One Day Of Advent Of Code


This year I finally accomplished a dream of mine - I only did a single day of the annual Advent of Code (opens in a new tab) challenge. While most people aspire to complete the entire 25 day exercise, I've learned Advent of Code is as much about me wrestling with my own perfectionism as it is about solving coding puzzles.

I've been doing Advent of Code for 4 years now. 3 years ago, I did the most I had ever done and I was miserable. For 13 days AOC was eating up what little time and energy I had after work. I was caught in a cycle where I was ashamed of myself for not solving the problems more easily. But, I was unable to step away because I felt like I was so close to finishing. This made me invest even more time which made me even more ashamed.

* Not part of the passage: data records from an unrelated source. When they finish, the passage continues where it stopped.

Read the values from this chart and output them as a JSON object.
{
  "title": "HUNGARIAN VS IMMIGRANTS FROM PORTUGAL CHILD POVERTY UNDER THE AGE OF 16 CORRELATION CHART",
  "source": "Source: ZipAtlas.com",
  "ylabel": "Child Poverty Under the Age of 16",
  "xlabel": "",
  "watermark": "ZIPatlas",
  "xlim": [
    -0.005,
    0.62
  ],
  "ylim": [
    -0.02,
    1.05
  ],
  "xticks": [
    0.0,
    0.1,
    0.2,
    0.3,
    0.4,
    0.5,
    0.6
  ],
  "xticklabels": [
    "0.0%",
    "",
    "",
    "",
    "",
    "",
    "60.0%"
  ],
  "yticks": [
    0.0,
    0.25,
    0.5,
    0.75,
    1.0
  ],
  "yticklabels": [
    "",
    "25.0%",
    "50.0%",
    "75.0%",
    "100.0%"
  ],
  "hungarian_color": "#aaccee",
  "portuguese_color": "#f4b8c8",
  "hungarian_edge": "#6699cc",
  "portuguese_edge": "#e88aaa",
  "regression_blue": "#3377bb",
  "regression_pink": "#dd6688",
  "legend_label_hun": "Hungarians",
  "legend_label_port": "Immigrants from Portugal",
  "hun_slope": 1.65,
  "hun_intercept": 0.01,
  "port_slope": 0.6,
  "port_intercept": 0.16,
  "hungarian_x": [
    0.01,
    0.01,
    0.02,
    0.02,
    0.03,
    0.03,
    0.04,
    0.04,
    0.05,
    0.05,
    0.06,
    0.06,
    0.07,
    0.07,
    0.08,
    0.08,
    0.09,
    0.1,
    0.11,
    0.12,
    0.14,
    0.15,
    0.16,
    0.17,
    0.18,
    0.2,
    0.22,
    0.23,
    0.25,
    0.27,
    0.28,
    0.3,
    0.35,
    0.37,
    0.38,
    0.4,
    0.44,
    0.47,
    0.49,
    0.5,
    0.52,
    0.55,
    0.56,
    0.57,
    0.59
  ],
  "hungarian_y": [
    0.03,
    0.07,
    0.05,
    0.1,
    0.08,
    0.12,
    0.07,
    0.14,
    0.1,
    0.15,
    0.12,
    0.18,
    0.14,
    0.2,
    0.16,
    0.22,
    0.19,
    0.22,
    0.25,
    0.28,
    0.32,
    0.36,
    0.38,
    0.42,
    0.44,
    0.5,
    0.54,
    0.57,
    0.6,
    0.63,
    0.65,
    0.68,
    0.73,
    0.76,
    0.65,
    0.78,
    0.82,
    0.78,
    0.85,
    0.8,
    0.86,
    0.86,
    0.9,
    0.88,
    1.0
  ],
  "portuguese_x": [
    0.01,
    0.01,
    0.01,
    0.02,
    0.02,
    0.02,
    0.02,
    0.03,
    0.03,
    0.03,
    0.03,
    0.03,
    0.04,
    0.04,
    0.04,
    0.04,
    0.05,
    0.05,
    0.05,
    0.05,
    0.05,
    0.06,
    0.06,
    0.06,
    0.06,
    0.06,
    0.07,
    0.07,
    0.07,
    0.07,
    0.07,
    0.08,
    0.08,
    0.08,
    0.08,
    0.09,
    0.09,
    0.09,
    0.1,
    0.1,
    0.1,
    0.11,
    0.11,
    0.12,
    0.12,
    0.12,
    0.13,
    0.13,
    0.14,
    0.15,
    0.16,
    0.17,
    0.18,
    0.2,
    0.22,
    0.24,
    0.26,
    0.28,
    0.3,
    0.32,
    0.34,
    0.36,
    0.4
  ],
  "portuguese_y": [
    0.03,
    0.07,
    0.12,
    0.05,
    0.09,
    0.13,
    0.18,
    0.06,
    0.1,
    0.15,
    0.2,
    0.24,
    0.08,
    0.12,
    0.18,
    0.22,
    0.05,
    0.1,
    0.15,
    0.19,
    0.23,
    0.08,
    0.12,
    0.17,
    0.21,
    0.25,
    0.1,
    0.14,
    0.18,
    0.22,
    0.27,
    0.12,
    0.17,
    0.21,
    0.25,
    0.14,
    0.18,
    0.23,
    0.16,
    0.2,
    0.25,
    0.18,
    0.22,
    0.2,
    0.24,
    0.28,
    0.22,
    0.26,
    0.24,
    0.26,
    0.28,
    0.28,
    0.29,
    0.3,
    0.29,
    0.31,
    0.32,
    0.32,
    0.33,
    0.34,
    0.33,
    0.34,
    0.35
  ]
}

Last year, I only did 4 days of puzzles but I also stopped trying to solve as many problems as I could. Part of this is because I stopped feeling like I needed to use AOC to prove my programming ability to myself and others. This allowed me to start using AOC as a sandbox to try new (to me) Python tools and features like type hints, mypy, and to build out workflows in Make. I had way more fun working this way and ended up with some tools and patterns I was able to use for the rest of the year.

I discovered that last part, up-to-date knowledge of how to build complete modern python projects, is really valuable to me. As a then manager and now executive, I'm not coding regularly. So when I do have a chance to get my hands dirty, for fun or for profit, it's a huge accelerator to have a go-to template to quickly build out a project with up-to-date tools and practices.

I don't mean "template" metaphorically. I have a cookiecutter template (opens in a new tab) I use to build my projects and now I use Advent of Code as my chance to give it an annual refresh.

This year, I leaned even more into "doing more with less" and only did one day's worth of puzzles. I then spent the remaining time making updates to my solution workflow including switching from flake8 to ruff (opens in a new tab), adding mypy (opens in a new tab) into my workflows, and adding a template documentation page with Sphinx (opens in a new tab) driven by docstrings and typehints with autodoc (opens in a new tab). With the exception of Ruff this was all stuff I'd done before, but had never taken the time to systematize.

I then started porting the ideas I enjoyed into my template. Checking for bugs in your template can be tricky because the template itself is full of jinja-style template variables (e.g. {{project-name}}) so you can't run it directly. To help with this I created a new project (opens in a new tab) with a Makefile that pulls my cookiecutter template and runs a "hello world" build to check for obvious bugs.

I really wish I had the time to do all 25 of the AOC puzzles every year, but the truth is I don't. Instead, I'm glad I've gotten to the point in my life where I have the confidence to make use of something in the way I want to.